Procedures to Repair or Replace Diseased Heart Valves
Blood may not flow through your heart normally if you have damaged or diseased heart valves. Heart valve disease includes both valves that don’t open wide enough (stenosis) and valves that don’t close properly (regurgitation). Procedures your doctor may recommend to treat valve disease include:
Heart valve repair includes a variety of methods to fix a damaged or diseased valve. Because repairing a heart valve has a lower risk of problems after surgery, doctors generally prefer it over replacing a heart valve if possible.
Heart valve replacement involves replacing a faulty valve with an animal (pig or cow), human, or man-made valve, called a prosthesis.

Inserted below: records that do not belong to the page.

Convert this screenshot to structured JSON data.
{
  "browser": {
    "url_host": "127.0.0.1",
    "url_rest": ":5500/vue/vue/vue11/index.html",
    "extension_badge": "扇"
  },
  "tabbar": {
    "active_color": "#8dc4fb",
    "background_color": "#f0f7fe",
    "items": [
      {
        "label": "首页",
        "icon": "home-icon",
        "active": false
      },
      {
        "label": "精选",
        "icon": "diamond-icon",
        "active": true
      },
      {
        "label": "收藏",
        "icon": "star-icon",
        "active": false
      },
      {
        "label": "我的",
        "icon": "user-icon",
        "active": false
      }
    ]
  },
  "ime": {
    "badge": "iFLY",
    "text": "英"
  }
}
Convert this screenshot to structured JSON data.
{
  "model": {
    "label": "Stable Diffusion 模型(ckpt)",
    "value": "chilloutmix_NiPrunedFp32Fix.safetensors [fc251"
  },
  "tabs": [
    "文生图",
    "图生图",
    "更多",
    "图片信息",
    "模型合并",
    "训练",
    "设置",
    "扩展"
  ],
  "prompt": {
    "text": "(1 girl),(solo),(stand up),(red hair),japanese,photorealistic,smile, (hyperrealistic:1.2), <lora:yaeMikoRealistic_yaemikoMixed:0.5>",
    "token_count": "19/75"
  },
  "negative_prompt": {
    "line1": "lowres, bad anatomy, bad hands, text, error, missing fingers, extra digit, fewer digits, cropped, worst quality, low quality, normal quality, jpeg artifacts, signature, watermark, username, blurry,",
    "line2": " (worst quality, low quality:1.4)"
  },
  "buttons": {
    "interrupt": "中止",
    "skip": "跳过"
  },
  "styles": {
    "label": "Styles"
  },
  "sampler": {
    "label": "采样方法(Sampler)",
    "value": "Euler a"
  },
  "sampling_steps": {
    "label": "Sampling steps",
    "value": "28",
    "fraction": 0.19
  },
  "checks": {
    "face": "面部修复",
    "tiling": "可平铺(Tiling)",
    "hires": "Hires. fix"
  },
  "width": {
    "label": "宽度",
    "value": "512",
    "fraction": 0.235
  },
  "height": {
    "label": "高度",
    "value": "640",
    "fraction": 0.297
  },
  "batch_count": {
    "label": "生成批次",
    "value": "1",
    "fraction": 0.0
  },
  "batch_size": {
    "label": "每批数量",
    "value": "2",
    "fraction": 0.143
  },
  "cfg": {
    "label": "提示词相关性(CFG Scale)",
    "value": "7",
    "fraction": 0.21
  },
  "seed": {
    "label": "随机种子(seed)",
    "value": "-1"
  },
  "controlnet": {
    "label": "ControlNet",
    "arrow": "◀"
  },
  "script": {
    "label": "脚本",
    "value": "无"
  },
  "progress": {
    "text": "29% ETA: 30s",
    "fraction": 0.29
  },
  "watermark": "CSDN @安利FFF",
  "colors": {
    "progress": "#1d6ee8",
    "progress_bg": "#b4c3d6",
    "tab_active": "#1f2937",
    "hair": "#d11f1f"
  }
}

Procedures to Treat an Abnormal Heart Rhythm
If your heart beats irregularly, too fast, or too slow, it can cause serious problems, such as stroke or cardiac arrest. Abnormal heart rhythms (arrhythmias) are caused by abnormal electrical impulses that stimulate your heart to beat in an erratic, sluggish, or rapid way. Procedures treat arrhythmias by resetting or changing your heart’s electrical impulses and include:
Catheter ablation destroys or changes the heart tissue that is conducting abnormal electrical impulses. To do this, your doctor passes tiny catheters into your heart and applies either heat or cold energy through them.
Cardioversion converts an abnormal heart rhythm back to a normal heart rhythm with either a medication or an electric current. If your doctor recommends electric cardioversion, he or she will use electrodes or electric paddles on your chest and back.
Pacemaker surgically implanted in your chest or abdomen. Wires connect the electrical device to your heart and stimulate a normal heartbeat with electricity.
Defibrillator surgically implanted in your chest or abdomen. The defibrillator shocks your heart back to a normal rhythm if it goes into a deadly rhythm.
The decision to have a treatment procedure for heart disease is challenging. Consider getting a second opinion about your treatment options and ask each doctor about your specific risks and benefits.